De la sorte, les élèves peuvent aussi être familiarisés, dès le collège, avec l’histoire littéraire et avec une appréhension analytique de la littérature. Ils sont invités à reconsidérer leur expérience ordinaire à l’aune des savoirs étudiés.

Enfin, il y a une troisième manière, plus traditionnelle 603 , d’appréhender la littérature – et les autres domaines de productions culturelles – de façon analytique. Elle s’appuie sur une connais­sance progressive de certains auteurs : de leurs œuvres, de leur style (genre, registre, etc. de prédilection) mais aussi de leur « notoriété ». Elle permet de situer les auteurs les uns par rapport aux autres. Les auteurs sont alors une coordonnée fondamentale des textes – l’étude du genre biographique et celle de l’argumentation contribuent sans doute à une mise en avant des auteurs. Les élèves sont progressivement incités à s’y référer pour choisir leur lecture :

‘« L’élève de 3ème, déjà formé aux techniques qui permettent d’explorer rapidement un livre avant de le choisir, peut progressivement découvrir et accepter d’autres critères de choix, comme la notoriété d’un écrivain ou l’importance – historique, sociale, culturelle – d’un ouvrage. » 604

Dans un même mouvement, les élèves peuvent construire une échelle des légitimités littéraires sur la base de la plus ou moins grande notoriété et de la plus ou moins grande reconnaissance scolaire des auteurs. Cette reconnaissance scolaire des auteurs apparaît dans les Documents officiels. Ainsi les listes non limitatives de titres suggérés précisent : « On appelle ici ‘‘classiques’’ les œuvres reconnues par l’histoire littéraire et usuelles dans les pratiques d’enseignement. » Il est de même conseillé de recourir « aux classiques du genre » pour les romans policiers et les romans d’aventure (Agatha Christie, Arthur Conan Doyle, Alfred Hitchcock, Maurice Leblanc, Gaston Leroux, Pierre Very ou Jack London, Jules Verne). Références culturelles communes, qualités littéraires reconnues, habitudes d’enseignement 605 se mêlent pour établir et transmettre des priorités lectorales si ce n’est des hiérarchies culturelles – puisque les concepteurs des Documents officiels s’en défendent.

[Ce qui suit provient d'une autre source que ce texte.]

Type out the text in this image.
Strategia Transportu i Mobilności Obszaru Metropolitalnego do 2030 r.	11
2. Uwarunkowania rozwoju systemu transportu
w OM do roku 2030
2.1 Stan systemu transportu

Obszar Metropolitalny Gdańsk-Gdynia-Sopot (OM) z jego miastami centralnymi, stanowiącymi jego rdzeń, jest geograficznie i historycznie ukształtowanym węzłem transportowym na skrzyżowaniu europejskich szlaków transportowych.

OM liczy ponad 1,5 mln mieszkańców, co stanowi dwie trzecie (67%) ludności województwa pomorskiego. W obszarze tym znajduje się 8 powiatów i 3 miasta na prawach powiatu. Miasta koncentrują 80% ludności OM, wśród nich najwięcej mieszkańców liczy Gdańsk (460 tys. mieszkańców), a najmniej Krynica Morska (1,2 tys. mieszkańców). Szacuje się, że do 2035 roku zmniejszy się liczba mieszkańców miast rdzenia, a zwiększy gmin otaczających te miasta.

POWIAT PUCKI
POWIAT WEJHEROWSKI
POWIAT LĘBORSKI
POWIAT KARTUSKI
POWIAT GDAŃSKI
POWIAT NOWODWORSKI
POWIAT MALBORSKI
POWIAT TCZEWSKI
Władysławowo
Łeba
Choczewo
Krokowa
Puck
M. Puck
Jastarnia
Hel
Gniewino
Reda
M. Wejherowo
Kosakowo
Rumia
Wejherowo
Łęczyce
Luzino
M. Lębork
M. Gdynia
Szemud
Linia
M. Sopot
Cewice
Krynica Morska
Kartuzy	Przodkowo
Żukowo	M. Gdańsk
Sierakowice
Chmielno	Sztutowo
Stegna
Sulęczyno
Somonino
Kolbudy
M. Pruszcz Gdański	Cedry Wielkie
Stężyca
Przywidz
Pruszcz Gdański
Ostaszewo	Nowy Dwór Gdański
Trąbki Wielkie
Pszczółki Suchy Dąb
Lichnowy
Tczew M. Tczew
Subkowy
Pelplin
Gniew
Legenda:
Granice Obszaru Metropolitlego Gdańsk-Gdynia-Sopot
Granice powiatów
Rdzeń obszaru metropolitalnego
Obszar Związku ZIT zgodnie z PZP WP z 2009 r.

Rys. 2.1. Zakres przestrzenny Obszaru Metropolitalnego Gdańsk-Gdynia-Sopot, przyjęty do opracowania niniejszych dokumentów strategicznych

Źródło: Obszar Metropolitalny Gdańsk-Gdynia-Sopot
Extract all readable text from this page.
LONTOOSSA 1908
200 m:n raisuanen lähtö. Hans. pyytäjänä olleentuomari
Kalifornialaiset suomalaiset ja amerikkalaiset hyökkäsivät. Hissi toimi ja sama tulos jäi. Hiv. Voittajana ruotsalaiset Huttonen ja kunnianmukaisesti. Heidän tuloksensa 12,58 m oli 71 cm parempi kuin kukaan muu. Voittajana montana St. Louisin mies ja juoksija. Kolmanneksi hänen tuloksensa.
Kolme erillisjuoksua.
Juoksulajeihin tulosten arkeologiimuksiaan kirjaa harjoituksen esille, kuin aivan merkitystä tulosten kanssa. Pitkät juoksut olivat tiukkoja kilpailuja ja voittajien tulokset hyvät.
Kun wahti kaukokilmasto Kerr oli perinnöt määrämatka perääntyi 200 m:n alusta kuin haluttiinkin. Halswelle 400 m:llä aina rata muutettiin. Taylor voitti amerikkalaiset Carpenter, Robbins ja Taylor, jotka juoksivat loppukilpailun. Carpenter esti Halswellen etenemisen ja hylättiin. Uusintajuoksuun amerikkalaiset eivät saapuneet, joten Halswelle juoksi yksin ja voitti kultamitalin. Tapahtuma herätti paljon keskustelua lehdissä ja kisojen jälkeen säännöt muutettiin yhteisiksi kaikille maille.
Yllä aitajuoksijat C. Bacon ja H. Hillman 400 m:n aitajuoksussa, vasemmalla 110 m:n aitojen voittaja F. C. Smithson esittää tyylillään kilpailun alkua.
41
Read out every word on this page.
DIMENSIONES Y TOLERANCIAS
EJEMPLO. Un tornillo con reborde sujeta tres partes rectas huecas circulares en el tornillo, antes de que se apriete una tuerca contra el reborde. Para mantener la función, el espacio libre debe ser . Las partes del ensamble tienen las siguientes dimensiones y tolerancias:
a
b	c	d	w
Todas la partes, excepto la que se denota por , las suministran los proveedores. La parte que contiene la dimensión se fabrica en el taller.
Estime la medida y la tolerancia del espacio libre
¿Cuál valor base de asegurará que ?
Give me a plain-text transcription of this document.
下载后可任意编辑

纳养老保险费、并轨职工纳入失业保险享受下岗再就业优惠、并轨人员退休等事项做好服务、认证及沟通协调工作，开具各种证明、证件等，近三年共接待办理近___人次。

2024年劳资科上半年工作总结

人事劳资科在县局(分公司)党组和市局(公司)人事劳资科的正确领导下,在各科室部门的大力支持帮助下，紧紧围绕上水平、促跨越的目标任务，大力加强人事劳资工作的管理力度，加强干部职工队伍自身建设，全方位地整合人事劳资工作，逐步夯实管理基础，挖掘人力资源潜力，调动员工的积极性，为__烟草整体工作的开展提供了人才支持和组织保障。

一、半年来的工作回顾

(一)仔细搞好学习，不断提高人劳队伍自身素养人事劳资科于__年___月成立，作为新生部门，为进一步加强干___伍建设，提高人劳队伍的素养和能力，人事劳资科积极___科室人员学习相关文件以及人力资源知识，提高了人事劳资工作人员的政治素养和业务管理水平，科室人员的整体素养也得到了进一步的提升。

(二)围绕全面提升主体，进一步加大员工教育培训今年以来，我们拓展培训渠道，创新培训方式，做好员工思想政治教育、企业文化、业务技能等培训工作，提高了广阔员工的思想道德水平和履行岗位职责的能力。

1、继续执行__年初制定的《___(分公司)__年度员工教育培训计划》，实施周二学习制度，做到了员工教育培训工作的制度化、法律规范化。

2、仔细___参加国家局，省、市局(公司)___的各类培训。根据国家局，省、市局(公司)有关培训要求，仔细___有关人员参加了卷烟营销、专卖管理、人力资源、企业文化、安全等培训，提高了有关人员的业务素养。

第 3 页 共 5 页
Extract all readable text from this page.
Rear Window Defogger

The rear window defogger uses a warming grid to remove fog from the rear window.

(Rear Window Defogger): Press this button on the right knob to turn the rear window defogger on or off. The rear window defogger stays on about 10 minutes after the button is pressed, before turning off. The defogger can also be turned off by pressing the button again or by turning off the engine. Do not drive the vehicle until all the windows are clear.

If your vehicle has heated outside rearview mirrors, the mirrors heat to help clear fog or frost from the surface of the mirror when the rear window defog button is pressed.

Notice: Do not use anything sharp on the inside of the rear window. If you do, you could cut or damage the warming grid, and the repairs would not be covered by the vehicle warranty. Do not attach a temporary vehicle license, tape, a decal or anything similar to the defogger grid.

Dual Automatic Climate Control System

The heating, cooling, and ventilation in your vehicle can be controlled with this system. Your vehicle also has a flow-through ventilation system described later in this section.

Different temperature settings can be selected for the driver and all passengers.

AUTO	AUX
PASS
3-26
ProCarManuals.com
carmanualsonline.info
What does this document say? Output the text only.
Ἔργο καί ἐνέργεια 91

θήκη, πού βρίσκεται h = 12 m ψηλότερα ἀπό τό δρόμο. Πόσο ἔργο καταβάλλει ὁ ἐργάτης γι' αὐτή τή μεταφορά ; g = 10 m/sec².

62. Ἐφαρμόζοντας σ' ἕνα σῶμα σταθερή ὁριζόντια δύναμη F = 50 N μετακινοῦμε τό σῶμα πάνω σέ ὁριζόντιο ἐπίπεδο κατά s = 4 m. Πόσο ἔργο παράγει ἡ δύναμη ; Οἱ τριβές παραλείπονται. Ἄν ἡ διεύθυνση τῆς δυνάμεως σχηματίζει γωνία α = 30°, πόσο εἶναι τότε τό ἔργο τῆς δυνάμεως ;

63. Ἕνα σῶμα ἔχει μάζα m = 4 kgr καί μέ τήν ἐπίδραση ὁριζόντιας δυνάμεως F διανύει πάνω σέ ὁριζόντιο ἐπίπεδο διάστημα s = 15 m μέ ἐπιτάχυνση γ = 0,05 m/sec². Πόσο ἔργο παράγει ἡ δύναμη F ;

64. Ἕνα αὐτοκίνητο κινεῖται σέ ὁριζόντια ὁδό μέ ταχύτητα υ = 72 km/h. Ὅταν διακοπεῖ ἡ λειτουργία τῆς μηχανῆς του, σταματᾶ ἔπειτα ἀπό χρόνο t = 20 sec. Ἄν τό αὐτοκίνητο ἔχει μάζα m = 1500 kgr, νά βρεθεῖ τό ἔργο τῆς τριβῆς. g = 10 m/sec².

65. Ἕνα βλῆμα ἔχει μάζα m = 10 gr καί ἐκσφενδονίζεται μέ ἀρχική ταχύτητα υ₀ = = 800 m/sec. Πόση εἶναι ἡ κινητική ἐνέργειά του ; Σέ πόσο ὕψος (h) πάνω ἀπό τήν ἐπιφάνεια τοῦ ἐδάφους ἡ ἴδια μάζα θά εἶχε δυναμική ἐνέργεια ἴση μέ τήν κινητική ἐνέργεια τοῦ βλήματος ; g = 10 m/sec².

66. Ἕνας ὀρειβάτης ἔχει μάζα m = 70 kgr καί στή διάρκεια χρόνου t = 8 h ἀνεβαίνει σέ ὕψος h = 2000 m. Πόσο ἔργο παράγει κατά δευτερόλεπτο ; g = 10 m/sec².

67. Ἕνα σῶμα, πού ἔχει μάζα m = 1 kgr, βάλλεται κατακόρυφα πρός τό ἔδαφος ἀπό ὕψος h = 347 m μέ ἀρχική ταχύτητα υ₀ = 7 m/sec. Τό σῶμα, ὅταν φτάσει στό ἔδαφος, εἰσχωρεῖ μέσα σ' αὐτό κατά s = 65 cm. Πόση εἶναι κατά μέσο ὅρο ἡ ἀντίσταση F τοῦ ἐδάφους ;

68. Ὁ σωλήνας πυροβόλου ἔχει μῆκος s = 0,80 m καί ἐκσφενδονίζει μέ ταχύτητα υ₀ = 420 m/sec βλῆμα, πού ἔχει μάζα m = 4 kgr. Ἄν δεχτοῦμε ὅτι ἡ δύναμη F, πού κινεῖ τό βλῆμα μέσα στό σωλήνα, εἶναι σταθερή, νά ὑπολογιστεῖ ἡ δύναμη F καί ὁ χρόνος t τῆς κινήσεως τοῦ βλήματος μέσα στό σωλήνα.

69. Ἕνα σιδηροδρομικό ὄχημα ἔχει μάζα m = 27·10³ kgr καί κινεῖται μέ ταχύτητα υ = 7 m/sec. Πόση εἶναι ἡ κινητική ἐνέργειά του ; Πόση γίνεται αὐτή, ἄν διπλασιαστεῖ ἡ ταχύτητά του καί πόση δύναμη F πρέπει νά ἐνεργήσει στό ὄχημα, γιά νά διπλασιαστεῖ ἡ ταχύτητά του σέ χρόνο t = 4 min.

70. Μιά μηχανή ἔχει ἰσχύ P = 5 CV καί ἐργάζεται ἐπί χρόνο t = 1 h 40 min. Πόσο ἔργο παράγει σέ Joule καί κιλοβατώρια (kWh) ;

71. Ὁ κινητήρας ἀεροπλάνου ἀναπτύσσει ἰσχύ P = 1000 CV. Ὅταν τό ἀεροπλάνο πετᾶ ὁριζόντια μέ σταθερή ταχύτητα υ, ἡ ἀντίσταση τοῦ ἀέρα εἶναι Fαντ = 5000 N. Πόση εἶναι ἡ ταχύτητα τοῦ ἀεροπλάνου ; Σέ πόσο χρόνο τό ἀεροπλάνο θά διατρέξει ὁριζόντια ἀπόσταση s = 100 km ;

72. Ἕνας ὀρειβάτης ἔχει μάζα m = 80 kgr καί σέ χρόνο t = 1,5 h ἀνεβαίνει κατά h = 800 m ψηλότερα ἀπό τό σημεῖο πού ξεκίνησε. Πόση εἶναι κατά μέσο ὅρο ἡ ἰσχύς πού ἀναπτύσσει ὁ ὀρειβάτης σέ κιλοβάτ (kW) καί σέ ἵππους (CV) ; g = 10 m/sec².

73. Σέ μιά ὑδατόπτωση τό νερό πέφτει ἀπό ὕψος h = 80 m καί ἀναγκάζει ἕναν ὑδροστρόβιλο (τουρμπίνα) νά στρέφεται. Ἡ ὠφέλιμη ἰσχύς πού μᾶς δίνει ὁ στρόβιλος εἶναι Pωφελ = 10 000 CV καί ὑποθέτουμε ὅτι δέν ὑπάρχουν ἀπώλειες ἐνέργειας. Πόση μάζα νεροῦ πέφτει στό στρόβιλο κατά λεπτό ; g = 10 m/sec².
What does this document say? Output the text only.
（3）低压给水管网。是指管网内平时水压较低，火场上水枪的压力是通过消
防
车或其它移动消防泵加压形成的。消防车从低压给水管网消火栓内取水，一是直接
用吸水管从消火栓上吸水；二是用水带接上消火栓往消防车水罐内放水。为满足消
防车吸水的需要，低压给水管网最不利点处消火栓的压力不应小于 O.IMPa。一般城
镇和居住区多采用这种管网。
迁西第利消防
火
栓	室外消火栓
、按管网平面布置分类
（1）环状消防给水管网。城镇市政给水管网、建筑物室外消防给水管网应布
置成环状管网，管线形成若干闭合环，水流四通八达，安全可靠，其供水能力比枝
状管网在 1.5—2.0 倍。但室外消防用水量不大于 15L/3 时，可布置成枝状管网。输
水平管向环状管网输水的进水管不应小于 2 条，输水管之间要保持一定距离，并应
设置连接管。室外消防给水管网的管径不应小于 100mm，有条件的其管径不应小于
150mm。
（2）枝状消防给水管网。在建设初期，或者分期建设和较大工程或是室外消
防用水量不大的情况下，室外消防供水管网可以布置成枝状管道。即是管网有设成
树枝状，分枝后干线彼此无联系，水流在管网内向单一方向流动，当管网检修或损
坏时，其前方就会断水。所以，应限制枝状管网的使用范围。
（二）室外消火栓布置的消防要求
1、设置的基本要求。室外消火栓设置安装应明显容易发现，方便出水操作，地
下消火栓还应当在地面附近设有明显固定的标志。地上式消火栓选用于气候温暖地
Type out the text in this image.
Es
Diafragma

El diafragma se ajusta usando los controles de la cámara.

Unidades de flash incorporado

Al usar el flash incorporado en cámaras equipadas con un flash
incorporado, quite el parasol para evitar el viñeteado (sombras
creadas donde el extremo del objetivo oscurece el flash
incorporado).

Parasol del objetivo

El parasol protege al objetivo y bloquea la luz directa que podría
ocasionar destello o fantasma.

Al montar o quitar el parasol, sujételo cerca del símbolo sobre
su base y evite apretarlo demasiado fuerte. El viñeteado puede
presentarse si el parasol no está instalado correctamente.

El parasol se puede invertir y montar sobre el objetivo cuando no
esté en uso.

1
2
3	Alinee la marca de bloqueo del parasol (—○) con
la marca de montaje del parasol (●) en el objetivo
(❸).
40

Ainsi les Documents officiels préconisent l’enseignement de différentes lectures et leur articulation. Ils promeuvent de la sorte une « lecture ordinaire » tout en harmonie avec la lecture analytique enseignée. Ils encouragent de travailler des catégories et des pratiques ordinaires à partir des savoirs et savoir-faire scolaires. La « lecture ordinaire » souhaitée officiellement se distingue donc d’autres lectures participatives : celles qui, par exemple, détournent, pas nécessairement consciemment, les intentions auctoriales ou éditoriales inscrites dans les textes : rire de tragédies ou de livres d’horreur, lire des faits divers pour se faire peur, etc., celles qui reposent sur des quiproquos 606 ou celles qui sont plus centrées sur les ressentis lectoraux et usages faits des textes que sur des caractéristiques textuelles.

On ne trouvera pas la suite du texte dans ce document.